Niche use cases nobody needs. That works (I will just trust you on that one) only for native. Compare S3 with S3.
Here is a real use case:
You upload 5GB in the US and download that 500k times world wide with HTTPS and then we compare the storj bill with the Cloudflare R2 bill.
That the performance is bad, we already know, just look at TrueNAS who use storj as “CDN”.
How did that work out so far?
They don’t. If you really need fast storage, you get it locally without peering.
You misunderstood, we have 60PB paid. And 60PB is nothing.
Yeah it looks that way, when you start with nothing.
See, we had this discussion in the Tesla forums back in 2016. Tesla doubled sales almost every year. So people there naturally assumed that Tesla will become the biggest brand by 2024 and overtake VW and Toyota.
So even if storj would manage to double storage every year, it would still take a few years of doubling, before the number gets impressive.
If they can survive that long. And under the assumption that a paying customer is actually a net positiv for storj.
Claim asserted without evidence can be dismissed without evidence.
Yes. To get promised performance you need to use native.
This demonstrates ignorance of the fundamentals.
It is like buying a Ferrari and then judging it by grocery runs against a Honda Civic. The Civic will win on cost, comfort, maintenance, and ordinary errands. That does not mean the Ferrari is pointless. It means you picked a use case optimized for something else.
S3 is Amazon’s protocol. If you have a pile of legacy systems, storj offers S3 gateway software, that you can host on your own systems, to start using the service, while migrating clients to native
If you are that lazy that don’t even want to host that yourself, or simply don’t care about performance – storj even hosts that gateway for you for free. Yes, performance will suck, because this centralizes the network, and you get drawbacks of both worlds, but it’s your choice.
Comparing performance of a third-rate S3 adapter with Amazon, whose entire stack is built around S3, is apples and oranges.
Now you are complaining that your Ferrari cannot haul the trailer.
If you need CDN — use CDN. There are services built for that. If your use case is tiny storage and massive egress – obviously, a plan with free egress will look amazing and a plan that charges for egress will not. How is that Storj’s fault?
Pounding screws with a microscope here and then declaring microscope is bad.
One of the use cases Storj is genuinely good at is distributed media-like workflows where large files need to become available across geographies almost immediately.
Truenas is not an authoritative example of anything anymore.
They use S3. They did not even bother to bolt native integration into their appliances as part of “partnership”. They abandoned FreeBSD and moved the whole system on linux. Nothing they do makes much sense anymore, and I would not use them as a benchmark of anything.
This is a an example of an encshittificcation in progress and I’m deeply disappointed in the company direction, and no longer use their services or hardware, let alone as a benchmark of correct design.

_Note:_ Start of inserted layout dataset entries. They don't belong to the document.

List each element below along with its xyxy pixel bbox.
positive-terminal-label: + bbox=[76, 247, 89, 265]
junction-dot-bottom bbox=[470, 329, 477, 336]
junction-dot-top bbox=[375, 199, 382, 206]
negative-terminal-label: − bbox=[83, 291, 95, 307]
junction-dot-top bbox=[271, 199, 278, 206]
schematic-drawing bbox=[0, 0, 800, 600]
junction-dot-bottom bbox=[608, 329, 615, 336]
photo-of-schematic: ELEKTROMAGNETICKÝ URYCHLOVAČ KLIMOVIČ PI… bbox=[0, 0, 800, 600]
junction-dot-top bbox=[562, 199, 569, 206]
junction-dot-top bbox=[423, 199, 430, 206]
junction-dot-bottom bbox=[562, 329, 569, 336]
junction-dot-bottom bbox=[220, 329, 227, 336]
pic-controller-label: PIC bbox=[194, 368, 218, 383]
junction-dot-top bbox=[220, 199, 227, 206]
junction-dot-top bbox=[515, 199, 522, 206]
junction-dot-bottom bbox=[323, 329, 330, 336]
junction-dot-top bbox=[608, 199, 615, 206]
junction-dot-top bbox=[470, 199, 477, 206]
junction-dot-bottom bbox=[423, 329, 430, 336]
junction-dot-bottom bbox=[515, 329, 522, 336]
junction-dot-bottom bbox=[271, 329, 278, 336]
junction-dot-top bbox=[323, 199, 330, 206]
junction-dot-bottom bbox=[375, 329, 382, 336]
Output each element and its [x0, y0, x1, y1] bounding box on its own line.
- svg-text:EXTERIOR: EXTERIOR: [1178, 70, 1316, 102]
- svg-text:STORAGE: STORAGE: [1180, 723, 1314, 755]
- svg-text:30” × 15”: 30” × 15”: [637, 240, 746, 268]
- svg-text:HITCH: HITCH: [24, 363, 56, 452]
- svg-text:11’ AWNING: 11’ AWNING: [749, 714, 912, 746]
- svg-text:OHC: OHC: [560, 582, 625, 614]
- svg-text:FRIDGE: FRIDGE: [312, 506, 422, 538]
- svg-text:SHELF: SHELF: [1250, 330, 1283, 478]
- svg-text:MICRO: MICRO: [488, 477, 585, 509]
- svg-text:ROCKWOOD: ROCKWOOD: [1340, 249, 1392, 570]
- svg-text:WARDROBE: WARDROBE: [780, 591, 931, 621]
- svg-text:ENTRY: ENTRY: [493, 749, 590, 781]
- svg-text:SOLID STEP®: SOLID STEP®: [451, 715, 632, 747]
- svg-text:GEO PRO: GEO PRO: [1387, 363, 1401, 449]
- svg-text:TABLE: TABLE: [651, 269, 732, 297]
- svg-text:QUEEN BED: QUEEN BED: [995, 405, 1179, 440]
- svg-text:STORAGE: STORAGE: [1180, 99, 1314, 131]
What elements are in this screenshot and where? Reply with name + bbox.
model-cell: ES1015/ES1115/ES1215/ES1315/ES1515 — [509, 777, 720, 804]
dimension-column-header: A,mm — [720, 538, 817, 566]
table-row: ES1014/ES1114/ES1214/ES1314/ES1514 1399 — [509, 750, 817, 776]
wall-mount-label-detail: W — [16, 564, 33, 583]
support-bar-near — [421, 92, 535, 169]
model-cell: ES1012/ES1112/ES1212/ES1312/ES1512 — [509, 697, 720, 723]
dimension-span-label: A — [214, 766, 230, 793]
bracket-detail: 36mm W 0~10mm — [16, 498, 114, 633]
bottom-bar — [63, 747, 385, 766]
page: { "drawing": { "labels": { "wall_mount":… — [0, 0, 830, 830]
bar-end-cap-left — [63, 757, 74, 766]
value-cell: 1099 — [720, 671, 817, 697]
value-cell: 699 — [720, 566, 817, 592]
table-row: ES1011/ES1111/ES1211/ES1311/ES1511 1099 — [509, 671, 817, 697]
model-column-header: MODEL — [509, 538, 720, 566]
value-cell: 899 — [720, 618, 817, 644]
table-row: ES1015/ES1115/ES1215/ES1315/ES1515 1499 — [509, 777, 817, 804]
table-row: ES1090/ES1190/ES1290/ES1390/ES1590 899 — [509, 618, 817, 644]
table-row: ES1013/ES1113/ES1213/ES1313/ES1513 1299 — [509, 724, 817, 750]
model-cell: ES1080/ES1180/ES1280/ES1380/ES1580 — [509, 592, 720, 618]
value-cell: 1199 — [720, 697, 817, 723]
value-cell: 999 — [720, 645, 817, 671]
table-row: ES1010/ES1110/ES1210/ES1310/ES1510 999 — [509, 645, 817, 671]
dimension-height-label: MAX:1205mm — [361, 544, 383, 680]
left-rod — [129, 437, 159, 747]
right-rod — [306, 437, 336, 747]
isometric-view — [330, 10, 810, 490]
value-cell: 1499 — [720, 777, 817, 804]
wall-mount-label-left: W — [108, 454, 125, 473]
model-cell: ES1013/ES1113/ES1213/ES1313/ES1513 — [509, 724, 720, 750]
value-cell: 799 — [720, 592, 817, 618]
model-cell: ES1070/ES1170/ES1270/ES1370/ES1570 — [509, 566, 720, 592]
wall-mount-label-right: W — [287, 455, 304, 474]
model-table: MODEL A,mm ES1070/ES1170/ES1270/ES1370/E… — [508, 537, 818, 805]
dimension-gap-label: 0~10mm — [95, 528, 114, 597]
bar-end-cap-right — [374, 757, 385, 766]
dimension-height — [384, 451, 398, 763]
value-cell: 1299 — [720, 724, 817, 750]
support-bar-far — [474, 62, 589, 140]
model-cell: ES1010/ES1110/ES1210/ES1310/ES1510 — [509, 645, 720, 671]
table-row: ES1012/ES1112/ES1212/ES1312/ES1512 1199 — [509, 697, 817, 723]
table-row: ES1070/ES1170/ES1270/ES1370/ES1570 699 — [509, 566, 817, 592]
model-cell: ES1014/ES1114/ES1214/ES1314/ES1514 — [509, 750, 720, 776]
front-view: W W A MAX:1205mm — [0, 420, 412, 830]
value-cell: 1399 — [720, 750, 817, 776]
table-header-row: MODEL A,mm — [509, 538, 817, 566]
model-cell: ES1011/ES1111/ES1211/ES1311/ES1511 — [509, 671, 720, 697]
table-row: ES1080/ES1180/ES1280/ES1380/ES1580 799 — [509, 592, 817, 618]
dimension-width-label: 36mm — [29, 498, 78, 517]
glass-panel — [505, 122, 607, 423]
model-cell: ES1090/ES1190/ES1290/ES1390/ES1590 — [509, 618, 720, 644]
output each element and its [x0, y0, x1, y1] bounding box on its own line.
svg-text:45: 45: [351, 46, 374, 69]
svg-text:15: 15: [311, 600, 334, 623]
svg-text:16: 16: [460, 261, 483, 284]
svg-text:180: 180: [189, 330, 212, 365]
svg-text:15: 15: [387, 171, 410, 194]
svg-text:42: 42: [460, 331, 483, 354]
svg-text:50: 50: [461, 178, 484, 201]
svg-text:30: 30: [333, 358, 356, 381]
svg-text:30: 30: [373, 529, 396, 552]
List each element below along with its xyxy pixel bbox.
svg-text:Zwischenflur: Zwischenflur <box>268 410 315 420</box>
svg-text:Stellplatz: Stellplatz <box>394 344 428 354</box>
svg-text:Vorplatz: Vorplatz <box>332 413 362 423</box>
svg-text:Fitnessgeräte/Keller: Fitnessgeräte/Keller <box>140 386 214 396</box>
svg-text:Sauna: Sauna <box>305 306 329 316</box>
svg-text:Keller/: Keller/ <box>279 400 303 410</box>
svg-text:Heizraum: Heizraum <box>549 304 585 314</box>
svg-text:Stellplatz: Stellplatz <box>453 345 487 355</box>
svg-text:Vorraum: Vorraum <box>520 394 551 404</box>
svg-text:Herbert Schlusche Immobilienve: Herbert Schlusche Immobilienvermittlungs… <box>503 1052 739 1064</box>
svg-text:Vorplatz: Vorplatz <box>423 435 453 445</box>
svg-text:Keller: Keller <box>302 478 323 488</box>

This is marketing issue, not a product issue. So I’m not sure what are you arguing.
Again not so true, our Gateways are distributed, just not the same scale as nodes. So, it also works for S3. Depending on the customer’s connection S3 might be faster or Storj Native might be faster.
Not always, if the “Local Storage” is not on your local network/the same computer or your VPC with a direct connection to you, but rather in the cloud. I especially recommend looking at time deviations (evening/day/morning). Peering is usually faster than downloading from a single cloud server without using a CDN/cache proxy. If you add a CDN to the equation, then to ensure comparability you also need to use it for Storj.
I’d be interested to see how this works in your location using Storj Native, Storj S3, and your favorite cloud storage, all three without a CDN. Please also provide the speedtest results for your location.
Obviously I was not sarcastic enough for you.
Of course 60PB is nothing compared to 3 Exabytes that Wasabi is storing which was founded only 2017 or so. So it is even younger than Storj.
And I am not even talking about the hundreds of Exabytes that we can expect on AWS, Google or Azure. Even late comers and smaller providers seem to be able to gather more data stored than Storj does. But if you focus mainly on one industry then this is an expected outcome.
This is only one way to look at. But for a company that exists like 2014 at some point it is not enough. You have to look at how much competitors can gather and also at the business environment. And you can clearly see that data created worldwide is exploding. Required data storage is exploding. Competitors building Exabytes data storage facilites and (Wasabi) was able to gather 3 Exabytes of customer data since 2017.
If you take that into account the success level is low even if Storj doubled stored data from 30PB to 60PB. Additionally as it is unclear how much of that has to do with recent Storj decisions to distribute data more:
Maybe this was also done for already existing data as we have seen a lot of repair after this announcement. So that makes it unclear how much of the increase from 30PB to 60PB is in fact new data or from new customers. If you follow Storjs Linkedin you see basically the same customer references over and over again.
But as said, even if it is all new data, 30PB increase is nothing these days when we can read that even single small customers have Petabytes of data that they are moving to the cloud of the competitors.